Una de las pruebas más fehacientes del derrotero absurdo que lleva la humanidad es que se celebre como algo extraordinario, un hito en la historia de una editorial, la fusión de dos grandes y significativas como Random House y, sobre todo, Penguin, dentro de una ballena gigantesca del negocio editorial, Bertelsmann.
Es la constatación de que la lectura de lo que sea da ganancias enormes, casi tantas como la trata de blancas o el tráfico de órganos, salvando alguna distancia. Es verdad que ya hace tiempo que la entrañable Penguin pasó a manos de Pearson, consorcio que también atesora el Financial Times, periódico muy destacado por publicar malas noticias sobre la situación financiera española.
El responsable de turno de Bertelsmann, Thomas Rabe, ha dicho que “la unión de ambas empresas permitirá editar libros de manera mas efectiva, tanto en los formatos tradicionales como en los digitales”, pero en realidad, lo que de verdad ha dicho es que la filial de Bertelsmann, Random House, facturó el pasado año 1.700 millones de euros y vende al año unos 500 millones de libros en todo el mundo, mientras Penguin alcanzó en 2011 un volumen de negocios de 1.300 millones de euros por la venta, sobre todo, de libros de bolsillo.
Si los datos son así, ¿qué necesidad hay de fusionar esas empresas que tan divinamente marchan por separado? Infeliz avecilla –abubilla, como diría el recientemente fallecido músico Hans Werner Henze- ¿qué sabrás tú de negocios y de pulp fiction extremo? La avaricia de los businessmen es ciertamente sobrecogedora. Casi tanto como su desinterés por los libros como objetos de lectura y conocimiento. Nada se habló de la calidad literaria que van a poder ofrecer estas grandes corporaciones.
La sospecha es que una fusión favorece la concentración y ésta precede a una pérdida de libertad intelectual, de variedad y de riqueza de títulos y autores. La realidad que confirma esa enfermiza sospecha es que los rincones donde se cobijan los libros de mejor catadura encogen de manera directamente proporcional al engorde de las cuentas de resultados de los ballenatos editoriales. Eso, o que yo soy una pesimista irredenta, que también.
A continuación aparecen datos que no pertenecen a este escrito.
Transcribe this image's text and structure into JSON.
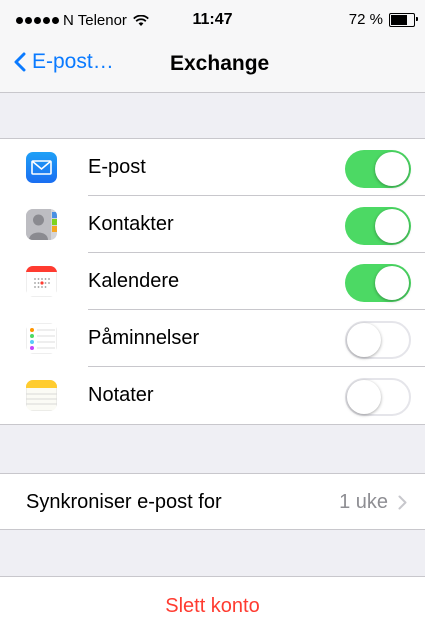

La aparente variedad de elección de los libros que se muestran en las superficies, aeropuertos y estaciones de tren se parece –salvando las heroicas librerías de verdad- a la prometida diversidad de programas que iban a ofrecer las cadenas de TV privadas hace muchos años, cuando la dictadura nos tenía a dieta exclusiva de TV pública. Un verdadero fiasco.
La esperanza está en el esforzado desarrollo de las pequeñas editoriales que no exigen cuentas de resultados sobradas de ganancias. Pero ese esfuerzo exige tal entusiasmo que sorprende que resistan y hasta logren competir gracias quizás a algún golpe de suerte, como le ha pasado a la editorial Kailas con el último premio Nobel de Literatura, Mo Yan. ¿Cuántas ofertas de compra habrá recibido de alguna grande aunque sólo sea para exprimir bien este Nobel?
Estamos, a pesar del estallido del sistema capitalista salvaje –aunque sus fracasos los paguemos todos, o sea, el Estado- inmersos en la carrera por ser el más rico, más poderoso, más fuerte, más influyente, más molón y más hideputa del orbe mundial. Pero no era esto lo que quería decir. Lo que quería decir es que da mucha alegría encontrar en la mesa de novedades de una librería un ejemplar de libro depositado concienzudamente, amorosamente, por un alma lectora, un librero que conoce el placer de leer, y que el libro sea, por ejemplo, un título rescatado del olvido, inencontrable, de algún autor silenciado por la corriente dominante, alejado del sarao festivo de la ilusión mediática.
Con todo, voto a bríos por que el gigante Bertelsmann tenga corazón bondadoso y alcance a publicar buenos títulos y no se conforme con llenarse los carrillos con los libros más vendidos del planeta. O sea (homenaje a Umbral).
El gigante Bertelsmann en España publica a Coetzee, García Márquez, Rushdie, Toni Morrison, Hemingway, Orwell, Hitchens, Paul Preston, José Luis Sampedro, Javier Cercas, Philip Roth, Elsa Morante, Alice Munro, Anne Tyler, Juan Marsé; los ensayos de Oscar Wilde, de Juan Benet y de Gil de Biedma; las novelas gráficas de Art Spiegelman, El Roto, Juanjo Sáez y Miguel Brieva; la poesía de Holderlin, Wordsworth o Zbigniew Herbert. Algunos venden mucho, otros venden poco. Pero el reto de un editor, de cualquier tamaño, es conseguir que se vendan mucho libros que valen la pena. El prejuicio que destila este artículo es tan injusto como injustificado.